- Born: 2 April 1971 (age 55)
- Education: Leiden University Yale University Harvard University
- Awards: EPS Emmy Noether Distinction (2013) Spinoza Prize (2020)
- Scientific career
- Workplaces: Kavli Institute of Nanoscience Delft University of Technology École normale supérieure University of Oxford
- Thesis: Guiding atoms on a chip (1999)
- Website: Dekker Lab

= Nynke Dekker =

Dutch academic and biophysicist

Nynke Hester Dekker (/nl/; born 2 April 1971) is a Dutch biophysicist who since 2024 has been Professor of Biophysics at the Department of Physics, University of Oxford. Before this she was Professor of Molecular Biophysics at the Kavli Institute of Nanoscience at Delft University of Technology. Dekker studies individual DNA and RNA molecules and how they interact with proteins in bacteria, viruses and eukaryotes. She described how virus proteins build errors into the virus RNA of viruses. In 2020, she was awarded the Spinoza Prize.

== Early life and education ==
Dekker, daughter of a United Nations staff member, was born in Amsterdam. She studied physics and applied mathematics in the United States. In 1993, she received her bachelor's degree from Yale University where she worked alongside Mark A. Reed in applied physics. She was a graduate student at Leiden University, where she graduated in physics. In 1996, she received her master's degree in atomic physics from Harvard University. At Harvard, she completed her doctorate in nanotechnology, designing microchips that contained caesium atoms. She moved to Paris as a postdoctoral researcher at the École normale supérieure.

== Research and career ==
In 2002, Dekker moved to Delft University of Technology, where she was made full professor in 2008. Her research considers fundamental biological processes. Cellular function involves DNA replication, a robust biological mechanism with a low error rate. Dekker looks to understand the action of molecules and proteins essential for cellular processes (e.g. copying and translating DNA, repairing errors). Her early work investigated the enzyme Type I topoisomerase, which is involved in the replication of DNA and RNA.

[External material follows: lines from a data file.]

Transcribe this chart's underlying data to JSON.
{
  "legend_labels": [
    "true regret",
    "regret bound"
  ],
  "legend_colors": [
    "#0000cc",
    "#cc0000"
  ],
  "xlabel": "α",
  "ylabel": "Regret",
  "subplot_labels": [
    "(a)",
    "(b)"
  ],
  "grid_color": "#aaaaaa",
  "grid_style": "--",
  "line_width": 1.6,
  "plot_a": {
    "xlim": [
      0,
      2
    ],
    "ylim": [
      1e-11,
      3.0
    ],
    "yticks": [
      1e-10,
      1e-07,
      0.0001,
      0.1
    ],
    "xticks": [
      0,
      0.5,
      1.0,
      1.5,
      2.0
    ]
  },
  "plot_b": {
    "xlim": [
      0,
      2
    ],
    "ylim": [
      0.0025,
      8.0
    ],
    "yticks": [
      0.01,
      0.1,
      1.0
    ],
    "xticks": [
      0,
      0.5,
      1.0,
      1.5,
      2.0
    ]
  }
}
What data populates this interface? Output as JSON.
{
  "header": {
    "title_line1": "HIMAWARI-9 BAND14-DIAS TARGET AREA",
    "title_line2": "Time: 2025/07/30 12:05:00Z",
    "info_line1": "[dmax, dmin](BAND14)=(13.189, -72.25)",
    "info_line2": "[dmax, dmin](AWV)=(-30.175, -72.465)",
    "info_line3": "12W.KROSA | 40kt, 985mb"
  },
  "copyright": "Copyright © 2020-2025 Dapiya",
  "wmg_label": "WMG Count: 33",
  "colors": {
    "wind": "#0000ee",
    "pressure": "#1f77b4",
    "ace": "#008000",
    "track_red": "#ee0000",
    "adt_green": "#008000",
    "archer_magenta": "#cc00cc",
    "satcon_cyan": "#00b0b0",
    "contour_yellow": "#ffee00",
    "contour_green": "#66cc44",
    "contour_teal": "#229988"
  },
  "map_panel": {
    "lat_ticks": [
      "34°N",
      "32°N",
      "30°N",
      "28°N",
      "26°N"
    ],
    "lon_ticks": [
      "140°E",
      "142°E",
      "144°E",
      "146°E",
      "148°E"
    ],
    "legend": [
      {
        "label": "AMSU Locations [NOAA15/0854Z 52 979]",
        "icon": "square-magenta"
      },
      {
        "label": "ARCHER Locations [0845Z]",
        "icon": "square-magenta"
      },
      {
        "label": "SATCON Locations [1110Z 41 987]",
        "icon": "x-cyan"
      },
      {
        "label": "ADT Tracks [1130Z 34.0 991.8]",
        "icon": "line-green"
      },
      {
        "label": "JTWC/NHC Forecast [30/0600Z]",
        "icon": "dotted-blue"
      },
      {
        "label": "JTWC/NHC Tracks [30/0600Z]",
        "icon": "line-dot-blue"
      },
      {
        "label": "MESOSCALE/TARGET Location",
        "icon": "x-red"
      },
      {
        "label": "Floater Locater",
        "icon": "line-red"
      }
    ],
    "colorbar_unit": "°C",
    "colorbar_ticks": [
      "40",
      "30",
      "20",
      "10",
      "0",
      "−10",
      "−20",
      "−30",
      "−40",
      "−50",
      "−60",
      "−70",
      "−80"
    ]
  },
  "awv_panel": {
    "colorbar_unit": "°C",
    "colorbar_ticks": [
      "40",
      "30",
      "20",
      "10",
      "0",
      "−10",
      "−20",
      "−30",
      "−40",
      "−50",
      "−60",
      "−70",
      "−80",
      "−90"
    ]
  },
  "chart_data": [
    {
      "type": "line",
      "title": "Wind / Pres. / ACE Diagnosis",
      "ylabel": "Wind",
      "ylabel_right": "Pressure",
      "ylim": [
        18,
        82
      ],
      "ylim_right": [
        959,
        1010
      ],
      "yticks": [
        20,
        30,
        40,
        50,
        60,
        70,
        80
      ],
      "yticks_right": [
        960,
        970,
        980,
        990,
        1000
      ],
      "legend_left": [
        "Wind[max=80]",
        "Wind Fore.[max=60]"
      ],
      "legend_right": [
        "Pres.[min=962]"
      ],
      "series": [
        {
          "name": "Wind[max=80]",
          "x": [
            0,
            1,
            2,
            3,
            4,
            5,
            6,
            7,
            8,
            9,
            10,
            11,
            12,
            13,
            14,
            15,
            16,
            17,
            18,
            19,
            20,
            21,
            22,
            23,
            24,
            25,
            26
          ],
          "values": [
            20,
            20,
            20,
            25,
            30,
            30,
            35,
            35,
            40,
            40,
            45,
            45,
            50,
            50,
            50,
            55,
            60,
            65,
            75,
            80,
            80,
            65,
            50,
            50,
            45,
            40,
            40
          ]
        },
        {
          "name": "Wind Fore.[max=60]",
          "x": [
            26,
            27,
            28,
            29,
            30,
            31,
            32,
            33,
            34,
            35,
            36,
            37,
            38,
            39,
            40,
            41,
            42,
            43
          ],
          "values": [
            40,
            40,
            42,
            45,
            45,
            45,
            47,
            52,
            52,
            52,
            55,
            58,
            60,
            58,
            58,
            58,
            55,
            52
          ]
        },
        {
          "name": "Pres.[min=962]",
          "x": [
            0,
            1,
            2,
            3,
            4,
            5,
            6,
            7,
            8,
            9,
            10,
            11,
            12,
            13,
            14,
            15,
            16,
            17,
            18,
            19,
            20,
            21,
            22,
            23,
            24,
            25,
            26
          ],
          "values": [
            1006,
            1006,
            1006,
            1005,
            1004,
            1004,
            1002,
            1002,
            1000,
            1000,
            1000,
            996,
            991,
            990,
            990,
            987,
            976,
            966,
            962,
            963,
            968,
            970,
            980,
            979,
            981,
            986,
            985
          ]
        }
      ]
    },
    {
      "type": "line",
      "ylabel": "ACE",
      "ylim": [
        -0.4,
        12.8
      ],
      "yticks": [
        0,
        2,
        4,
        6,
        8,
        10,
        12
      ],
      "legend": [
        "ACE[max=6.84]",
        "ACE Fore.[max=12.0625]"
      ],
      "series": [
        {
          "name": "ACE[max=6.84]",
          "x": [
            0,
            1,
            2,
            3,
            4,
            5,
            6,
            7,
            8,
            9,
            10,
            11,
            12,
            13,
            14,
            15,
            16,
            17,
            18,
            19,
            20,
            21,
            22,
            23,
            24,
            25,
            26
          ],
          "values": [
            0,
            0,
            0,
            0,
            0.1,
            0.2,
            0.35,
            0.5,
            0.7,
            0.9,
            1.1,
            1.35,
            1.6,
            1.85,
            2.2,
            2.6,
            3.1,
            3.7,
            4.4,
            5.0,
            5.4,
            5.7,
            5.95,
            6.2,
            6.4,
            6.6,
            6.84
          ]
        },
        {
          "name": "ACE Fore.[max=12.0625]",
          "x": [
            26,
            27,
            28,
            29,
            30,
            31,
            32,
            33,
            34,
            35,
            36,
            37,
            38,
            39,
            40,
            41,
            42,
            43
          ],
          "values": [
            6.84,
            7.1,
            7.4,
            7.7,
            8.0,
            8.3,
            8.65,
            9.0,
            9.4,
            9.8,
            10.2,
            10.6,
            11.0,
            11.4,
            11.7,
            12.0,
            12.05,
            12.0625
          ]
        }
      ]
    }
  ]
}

Dekker has developed a broad range of single-molecule techniques and nanoanalytical probes, including magnetic and optical tweezers and nanopores. In particular, she developed new capabilities for optical tweezers, including the ability to measure torque.

Dekker spent 2015 on sabbatical at the Francis Crick Institute, where she decided to switch focus to the complex biomolecular processes involved with chromatin replication, which was supported by a ERC Advanced Grant in 2018. Nuclei containing cells called Eukaryotes contain chromatin, a complex of DNA and proteins, which must also be replicated.

Dekker has uncovered how virus proteins insert errors into the viral RMA, which enable viral mutation that protects them from an evolving environment. She was awarded the Spinoza Prize in 2020 for her molecular-level studies of how chemotherapy kills cancer cells.

== Awards and honours ==
- 2006 Elected to the Young Academy of Europe
- 2007 European Young Investigators Award
- 2013 European Physical Society Emmy Noether Award
- 2013 European Research Council Consolidator Grant
- 2018 NWO TOP grant
- 2018 ERC Advanced Grant
- 2019 Elected to European Molecular Biology Organization
- 2020 NWO Spinoza Prize
- 2023 Physica Prize

== Selected publications ==
- Liu, Z (2024). "A Biophysics Toolbox for Reliable Data Acquisition and Processing in Integrated Force-Confocal Fluorescence Microscopy."
- Sánchez, H (2023). "A chromatinized origin reduces the mobility of ORC and MCM through interactions and spatial constraint."
- Ramírez Montero, D (2023). "Nucleotide binding halts diffusion of the eukaryotic replicative helicase during activation."
- Janissen, R (2021). "Induced intra- and intermolecular template switching as a therapeutic mechanism against RNA viruses."
- Sánchez, H (2021). "DNA replication origins retain mobile licensing proteins."
- Kaczmarczyk, A (2020). "Chromatin fibers stabilize nucleosomes under torsional stress."
- Janissen, R (2018). "Global DNA Compaction in Stationary-Phase Bacteria Does Not Affect Transcription."
- Koster, DA (2007). "Antitumour drugs impede DNA uncoiling by topoisomerase I."
- Koster, DA (2005). "Friction and torque govern the relaxation of DNA supercoils by eukaryotic topoisomerase IB."